When we're not busy downloading celebrity nudes, my know-it-all buddies and I love to debate punk rock's necessity, legitimacy, and worth. Was it necessary? Is it still necessary? Must it die to live? Who the hell do Blink 182 think they are anyway? The whole discussion can get pretty tangled and usually ends with someone in tears. For there is no clear answer. And with the industrial-strength suction found in commercial payola-driven radio, we need one, dammit. Guess what? I found it. It's here in our own front yard, amidst the Impalas on cinder blocks, dead grass, and lawn jockeys. It's loud, it's snotty, it's legit, and it'll no doubt die eventually, as all good things do. Never mind Sandra Bullock, it's The Shakletons.

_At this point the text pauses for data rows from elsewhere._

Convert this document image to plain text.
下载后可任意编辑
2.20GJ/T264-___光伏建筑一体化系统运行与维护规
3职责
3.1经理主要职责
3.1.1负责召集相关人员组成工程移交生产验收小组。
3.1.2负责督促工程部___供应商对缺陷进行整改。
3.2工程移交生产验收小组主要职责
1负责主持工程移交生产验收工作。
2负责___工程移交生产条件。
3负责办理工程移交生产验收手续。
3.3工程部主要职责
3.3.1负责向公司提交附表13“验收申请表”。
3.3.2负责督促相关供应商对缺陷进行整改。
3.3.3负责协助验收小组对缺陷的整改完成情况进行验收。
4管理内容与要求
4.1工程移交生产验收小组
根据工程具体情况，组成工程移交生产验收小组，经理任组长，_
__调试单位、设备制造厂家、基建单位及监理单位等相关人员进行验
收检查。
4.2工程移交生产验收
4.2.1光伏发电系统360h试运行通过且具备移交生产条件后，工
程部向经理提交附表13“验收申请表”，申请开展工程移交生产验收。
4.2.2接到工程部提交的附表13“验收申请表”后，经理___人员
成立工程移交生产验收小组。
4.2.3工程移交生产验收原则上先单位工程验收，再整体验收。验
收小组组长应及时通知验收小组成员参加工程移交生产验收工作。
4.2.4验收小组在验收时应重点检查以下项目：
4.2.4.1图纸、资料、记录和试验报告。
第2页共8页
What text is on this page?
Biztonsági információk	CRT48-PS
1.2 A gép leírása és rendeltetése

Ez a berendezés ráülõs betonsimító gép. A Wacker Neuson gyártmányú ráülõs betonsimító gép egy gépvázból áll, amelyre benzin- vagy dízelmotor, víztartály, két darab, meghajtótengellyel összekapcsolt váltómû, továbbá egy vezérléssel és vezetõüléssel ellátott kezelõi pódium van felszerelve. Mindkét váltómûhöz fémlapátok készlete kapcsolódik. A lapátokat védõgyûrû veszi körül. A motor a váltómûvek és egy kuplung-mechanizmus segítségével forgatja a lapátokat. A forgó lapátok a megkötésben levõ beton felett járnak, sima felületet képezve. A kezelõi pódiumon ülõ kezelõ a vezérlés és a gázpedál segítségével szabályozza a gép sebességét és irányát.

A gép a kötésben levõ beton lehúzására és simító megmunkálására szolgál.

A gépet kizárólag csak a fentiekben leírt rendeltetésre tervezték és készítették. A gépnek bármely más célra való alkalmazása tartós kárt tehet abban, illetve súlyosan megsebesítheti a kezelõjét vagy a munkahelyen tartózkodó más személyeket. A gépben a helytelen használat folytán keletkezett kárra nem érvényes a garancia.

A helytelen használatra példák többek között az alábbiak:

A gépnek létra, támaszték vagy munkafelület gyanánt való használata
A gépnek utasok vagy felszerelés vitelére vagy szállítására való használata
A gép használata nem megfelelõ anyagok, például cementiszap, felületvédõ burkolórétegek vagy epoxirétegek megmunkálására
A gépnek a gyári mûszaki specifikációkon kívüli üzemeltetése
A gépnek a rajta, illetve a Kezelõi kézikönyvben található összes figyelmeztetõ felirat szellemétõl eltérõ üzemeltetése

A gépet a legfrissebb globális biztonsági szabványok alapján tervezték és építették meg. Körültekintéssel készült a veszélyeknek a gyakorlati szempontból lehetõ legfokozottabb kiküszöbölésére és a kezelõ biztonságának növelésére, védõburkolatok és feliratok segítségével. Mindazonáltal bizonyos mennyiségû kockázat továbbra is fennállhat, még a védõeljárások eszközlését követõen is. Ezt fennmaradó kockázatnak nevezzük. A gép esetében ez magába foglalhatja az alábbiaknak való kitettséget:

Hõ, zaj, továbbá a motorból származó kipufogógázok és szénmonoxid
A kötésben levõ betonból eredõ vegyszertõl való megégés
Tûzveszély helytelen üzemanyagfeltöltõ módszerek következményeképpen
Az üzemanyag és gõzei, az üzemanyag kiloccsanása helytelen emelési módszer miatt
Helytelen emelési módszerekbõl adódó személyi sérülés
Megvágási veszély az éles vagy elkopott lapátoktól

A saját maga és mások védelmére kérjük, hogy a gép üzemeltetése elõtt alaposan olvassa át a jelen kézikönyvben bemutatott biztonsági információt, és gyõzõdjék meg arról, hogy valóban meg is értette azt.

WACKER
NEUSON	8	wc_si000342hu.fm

Two Saturdays ago I saw this band for the first time. It played squealing punk rock with a general disregard for anything but the form and its own transgressive mischief. The energy quickly flashed throughout the room, causing the audience to genuinely act-up. Lead vocalist and wrangler Patrick (first names only, please) held an expression of mock confusion, quasi-anger, and genuine glee while the band pounded out its bruising beat. This is one of the best bands I've seen here in a while. Dig 'em, punk.
Flew out to California to see James Intveld play some slick country rock 'n' roll, dance to The Eddie Reed Big Band, eat at Roscoe's Chicken & Waffles, and wish former Rochesterian and current Maroon 5 tour manager Ron Mesh a happy 40th. And just when you thought it couldn't get any better, Quiet Riot and Skid Row are coming to town. Cum on feel the noize.